Rights group, Survival International, said: "A group of 40 Bushmen have managed to return to their homes in the Central Kalahari Game Reserve this weekend despite a heavy police presence and attempts to persuade them to stay in the relocation camps.
"All the Bushmen in the convoy were allowed into the reserve by the wildlife guards at the gates, although some were only issued with temporary permits."
Last month, a court in the southern city of Lobatse ruled that hundreds of San Bushmen were wrongly forced out from the Kalahari Game Reserve after a marathon legal battle.
Bushmen 'driven out of Kalahari'
Since a group of about 200 indigenous Bushmen first filed an application in April 2002 - challenging their eviction from a game reserve - the case had become a cause celebre with the applicants gathering the backing of celebrities including Nobel laureate Archbishop Desmond Tutu and film star Colin Firth.

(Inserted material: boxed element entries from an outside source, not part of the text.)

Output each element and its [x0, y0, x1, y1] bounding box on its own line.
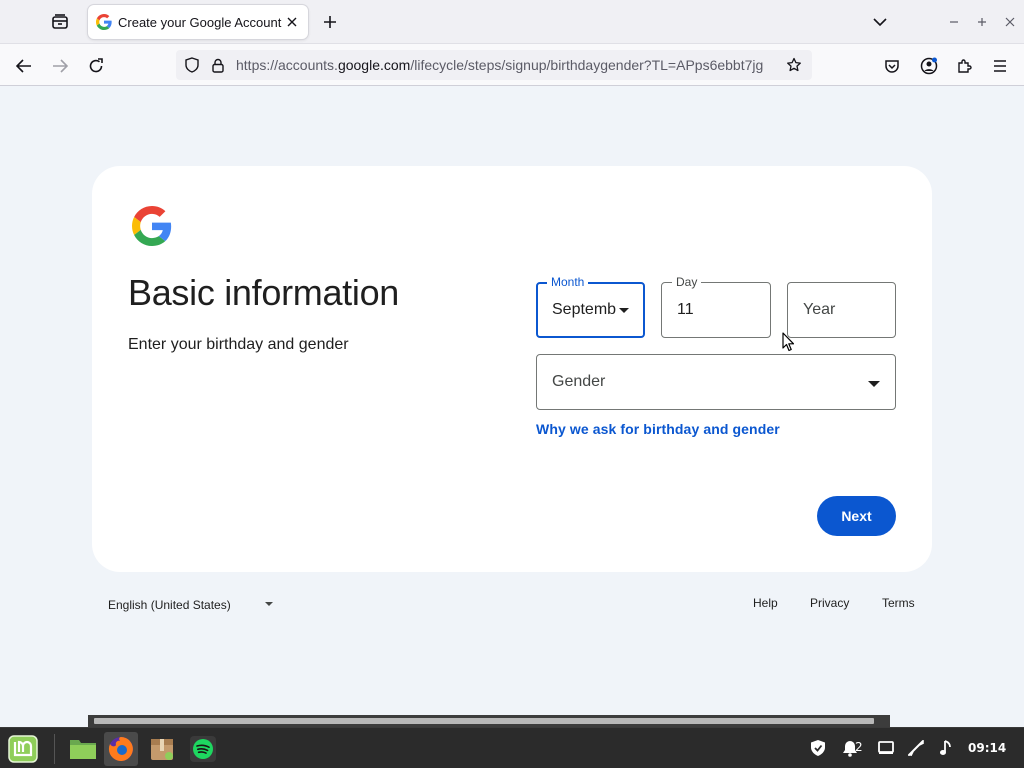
gender-select[interactable]: Gender: [536, 354, 896, 410]
url-text[interactable]: https://accounts.google.com/lifecycle/st…: [236, 57, 776, 73]
tab-title: Create your Google Account: [118, 14, 282, 30]
tab-google-account[interactable]: Create your Google Account: [88, 5, 308, 39]
dropdown-caret-icon: [265, 602, 273, 606]
help-link[interactable]: Help: [753, 596, 778, 610]
reload-icon[interactable]: [82, 52, 110, 80]
day-value: 11: [677, 301, 694, 318]
archive-manager-icon[interactable]: [145, 732, 179, 766]
dropdown-caret-icon: [619, 308, 629, 313]
taskbar: 2 09:14: [0, 727, 1024, 768]
gender-placeholder: Gender: [552, 373, 606, 390]
minimize-icon[interactable]: [944, 12, 964, 32]
url-domain: google.com: [337, 57, 411, 73]
bookmark-star-icon[interactable]: [780, 51, 808, 79]
taskbar-window-scroll[interactable]: [88, 715, 890, 727]
month-select[interactable]: Month Septemb: [536, 275, 645, 338]
year-placeholder: Year: [803, 301, 836, 318]
dropdown-caret-icon: [868, 381, 880, 387]
page-subtitle: Enter your birthday and gender: [128, 336, 349, 353]
account-icon[interactable]: [915, 52, 943, 80]
close-tab-icon[interactable]: [284, 14, 300, 30]
privacy-link[interactable]: Privacy: [810, 596, 849, 610]
google-logo-icon: [132, 206, 172, 246]
terms-link[interactable]: Terms: [882, 596, 915, 610]
menu-hamburger-icon[interactable]: [986, 52, 1014, 80]
url-path: /lifecycle/steps/signup/birthdaygender?T…: [410, 57, 764, 73]
forward-arrow-icon[interactable]: [46, 52, 74, 80]
spotify-icon[interactable]: [186, 732, 220, 766]
language-value: English (United States): [108, 598, 231, 612]
month-value: Septemb: [552, 301, 617, 318]
extensions-icon[interactable]: [950, 52, 978, 80]
browser-navbar: https://accounts.google.com/lifecycle/st…: [0, 44, 1024, 86]
day-label: Day: [672, 275, 702, 289]
network-icon[interactable]: [906, 738, 926, 758]
url-prefix: https://accounts.: [236, 57, 338, 73]
chevron-down-icon[interactable]: [868, 10, 892, 34]
mint-menu-icon[interactable]: [6, 732, 40, 766]
file-manager-icon[interactable]: [66, 732, 100, 766]
firefox-icon[interactable]: [104, 732, 138, 766]
mouse-cursor-icon: [782, 332, 794, 352]
shield-update-icon[interactable]: [808, 738, 828, 758]
sound-music-icon[interactable]: [936, 738, 956, 758]
day-input[interactable]: Day 11: [661, 275, 771, 338]
page-title: Basic information: [128, 272, 400, 313]
month-label: Month: [547, 275, 589, 289]
back-arrow-icon[interactable]: [10, 52, 38, 80]
browser-tab-strip: Create your Google Account: [0, 0, 1024, 44]
tracking-protection-shield-icon[interactable]: [178, 50, 206, 80]
clock[interactable]: 09:14: [968, 741, 1006, 755]
new-tab-icon[interactable]: [318, 10, 342, 34]
language-select[interactable]: English (United States): [108, 596, 278, 614]
maximize-icon[interactable]: [972, 12, 992, 32]
pocket-icon[interactable]: [878, 52, 906, 80]
why-birthday-gender-link[interactable]: Why we ask for birthday and gender: [536, 421, 780, 437]
url-bar[interactable]: https://accounts.google.com/lifecycle/st…: [176, 50, 812, 80]
lock-icon[interactable]: [206, 50, 230, 80]
scrollbar-thumb[interactable]: [94, 718, 874, 724]
display-icon[interactable]: [876, 738, 896, 758]
firefox-view-icon[interactable]: [44, 8, 76, 36]
next-button[interactable]: Next: [817, 496, 896, 536]
year-input[interactable]: Year: [787, 282, 896, 338]
google-favicon-icon: [96, 14, 112, 30]
notification-count: 2: [855, 740, 863, 754]
taskbar-separator: [54, 734, 55, 764]
close-window-icon[interactable]: [1000, 12, 1020, 32]
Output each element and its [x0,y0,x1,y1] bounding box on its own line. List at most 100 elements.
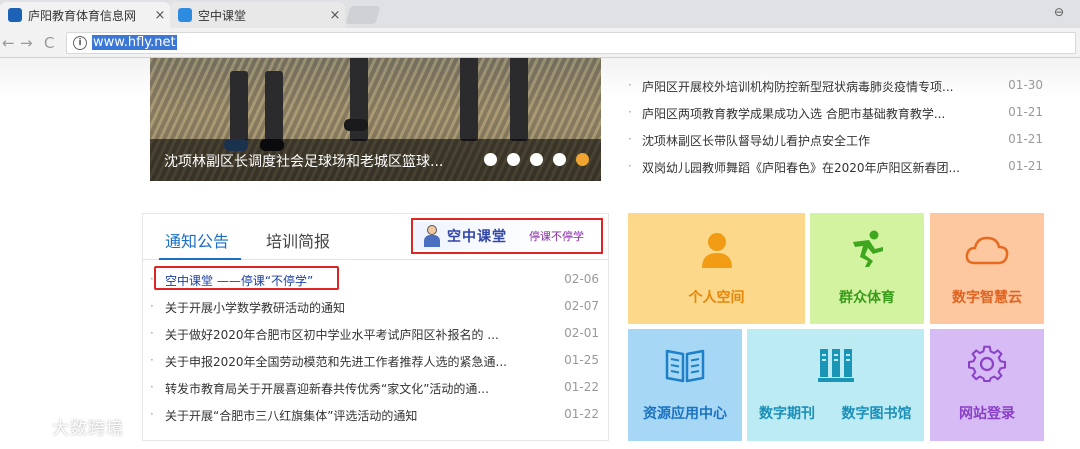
tile-resource-center[interactable]: 资源应用中心 [628,329,742,441]
page-content: 沈项林副区长调度社会足球场和老城区篮球... · 庐阳区开展校外培训机构防控新型… [0,58,1080,449]
list-item[interactable]: · 双岗幼儿园教师舞蹈《庐阳春色》在2020年庐阳区新春团... 01-21 [625,159,1045,179]
banner-title: 空中课堂 [447,229,507,245]
site-favicon-icon [8,8,22,22]
tile-digital-journal-library[interactable]: 数字期刊 数字图书馆 [747,329,924,441]
back-arrow-icon[interactable]: ← [2,34,15,52]
tile-label: 数字智慧云 [952,290,1022,306]
url-input[interactable]: i www.hfly.net [66,32,1076,54]
user-profile-icon[interactable]: ⊖ [1054,5,1070,21]
notice-title[interactable]: 关于开展小学数学教研活动的通知 [165,299,545,316]
notice-title[interactable]: 关于做好2020年合肥市区初中学业水平考试庐阳区补报名的 ... [165,326,545,343]
notice-title[interactable]: 关于开展“合肥市三八红旗集体”评选活动的通知 [165,407,545,424]
tile-mass-sports[interactable]: 群众体育 [810,213,924,324]
news-title[interactable]: 沈项林副区长带队督导幼儿看护点安全工作 [642,132,972,149]
address-bar: ← → C i www.hfly.net [0,28,1080,58]
tile-label: 群众体育 [839,290,895,306]
watermark-text: 大数跨境 [52,419,124,439]
tile-digital-cloud[interactable]: 数字智慧云 [930,213,1044,324]
news-date: 01-21 [1008,159,1043,173]
new-tab-button[interactable] [345,6,381,24]
bullet: · [628,159,632,173]
notice-date: 01-22 [564,380,599,394]
notice-date: 02-06 [564,272,599,286]
tile-label-journal: 数字期刊 [759,406,815,422]
bullet: · [628,105,632,119]
banner-body: 空中课堂 停课不停学 [415,222,599,250]
notice-date: 01-25 [564,353,599,367]
news-date: 01-21 [1008,132,1043,146]
kongzhong-ketang-banner[interactable]: 空中课堂 停课不停学 [411,218,603,254]
slide-dot[interactable] [553,153,566,166]
list-item[interactable]: · 关于开展“合肥市三八红旗集体”评选活动的通知 01-22 [143,407,608,429]
slide-dot-active[interactable] [576,153,589,166]
slide-caption-bar: 沈项林副区长调度社会足球场和老城区篮球... [150,139,601,181]
person-icon [701,233,732,268]
highlight-box [154,266,339,290]
bullet: · [150,353,154,367]
news-title[interactable]: 双岗幼儿园教师舞蹈《庐阳春色》在2020年庐阳区新春团... [642,159,972,176]
slide-dot[interactable] [530,153,543,166]
bullet: · [150,407,154,421]
notice-title[interactable]: 关于申报2020年全国劳动模范和先进工作者推荐人选的紧急通... [165,353,545,370]
notice-date: 01-22 [564,407,599,421]
books-icon [817,349,854,382]
url-text[interactable]: www.hfly.net [92,35,177,50]
news-title[interactable]: 庐阳区开展校外培训机构防控新型冠状病毒肺炎疫情专项... [642,78,972,95]
list-item[interactable]: · 转发市教育局关于开展喜迎新春共传优秀“家文化”活动的通... 01-22 [143,380,608,402]
tab-close-icon[interactable]: × [325,8,345,23]
notice-panel: 通知公告 培训简报 空中课堂 停课不停学 · 空中课堂 ——停课“不停学” 02… [142,213,609,441]
browser-tab-bar: 庐阳教育体育信息网 × 空中课堂 × ⊖ [0,0,1080,28]
list-item[interactable]: · 关于做好2020年合肥市区初中学业水平考试庐阳区补报名的 ... 02-01 [143,326,608,348]
news-slider[interactable]: 沈项林副区长调度社会足球场和老城区篮球... [150,58,601,181]
bullet: · [628,78,632,92]
tile-site-login[interactable]: 网站登录 [930,329,1044,441]
news-title[interactable]: 庐阳区两项教育教学成果成功入选 合肥市基础教育教学... [642,105,972,122]
slide-photo-detail [230,71,248,141]
slide-dot[interactable] [484,153,497,166]
book-icon [665,349,705,383]
news-date: 01-30 [1008,78,1043,92]
browser-tab-hfly[interactable]: 庐阳教育体育信息网 × [0,2,170,28]
tab-title: 庐阳教育体育信息网 [28,8,137,23]
tab-title: 空中课堂 [198,8,247,23]
notice-date: 02-01 [564,326,599,340]
gear-icon [968,345,1006,382]
bullet: · [150,380,154,394]
notice-tabs: 通知公告 培训简报 空中课堂 停课不停学 [143,214,608,260]
slide-dot[interactable] [507,153,520,166]
list-item[interactable]: · 关于开展小学数学教研活动的通知 02-07 [143,299,608,321]
slide-photo-detail [460,58,478,141]
list-item[interactable]: · 沈项林副区长带队督导幼儿看护点安全工作 01-21 [625,132,1045,152]
browser-tab-kongzhong[interactable]: 空中课堂 × [170,2,345,28]
bullet: · [150,326,154,340]
forward-arrow-icon[interactable]: → [20,34,33,52]
notice-date: 02-07 [564,299,599,313]
slide-photo-detail [265,71,283,141]
news-date: 01-21 [1008,105,1043,119]
notice-title[interactable]: 转发市教育局关于开展喜迎新春共传优秀“家文化”活动的通... [165,380,545,397]
watermark-logo-icon [9,417,40,433]
slide-photo-detail [510,58,528,141]
reload-icon[interactable]: C [44,34,54,52]
tile-label: 个人空间 [688,290,745,306]
bullet: · [150,299,154,313]
site-info-icon[interactable]: i [73,36,87,50]
active-tab-underline [159,258,241,260]
tile-label-library: 数字图书馆 [841,406,912,422]
tab-training[interactable]: 培训简报 [266,228,330,252]
banner-subtitle: 停课不停学 [529,230,584,243]
bullet: · [628,132,632,146]
site-favicon-icon [178,8,192,22]
list-item[interactable]: · 关于申报2020年全国劳动模范和先进工作者推荐人选的紧急通... 01-25 [143,353,608,375]
slide-photo-detail [344,119,368,131]
tab-notice[interactable]: 通知公告 [165,228,229,252]
list-item[interactable]: · 庐阳区开展校外培训机构防控新型冠状病毒肺炎疫情专项... 01-30 [625,78,1045,98]
cloud-icon [965,236,1009,265]
tile-label: 网站登录 [959,406,1015,422]
tile-personal-space[interactable]: 个人空间 [628,213,805,324]
slide-caption[interactable]: 沈项林副区长调度社会足球场和老城区篮球... [164,151,454,171]
tile-label: 资源应用中心 [643,406,727,422]
list-item[interactable]: · 庐阳区两项教育教学成果成功入选 合肥市基础教育教学... 01-21 [625,105,1045,125]
tab-close-icon[interactable]: × [150,8,170,23]
runner-icon [853,230,883,267]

The Bushmen maintained that they were driven out of the Kalahari after vital supplies were cut off in order to make way for diamond mining, a claim the world's top diamond producer had denied.
Survival said Botswana police tried to convince the Bushmen to stay on at the New Xade camp, where they had been relocated, saying President Festus Mogae wanted to first talk to them, but they refused.
48 000 left in Botswana
Survival's director Stephen Corry said: "We hope that the authorities will not try to make life difficult for the Bushmen wanting to return home.
"The Bushmen are ecstatic and are full of gratitude for all those who supported them, both in Botswana and throughout the world."
The Botswana government had cut off water and food supplies to force the Bushmen out.
Once numbering millions, roughly 100 000 San were left in southern Africa, with almost half of them - 48 000 - in Botswana. Others were spread across Angola, Namibia, South Africa, Zambia and Zimbabwe.
The Botswana government said the brouhaha surrounding the Bushmen was fed by a western view of the "so-called Bushmen as some sort of exotic race living in splendid isolation from other peoples as subsistence hunter-gatherers".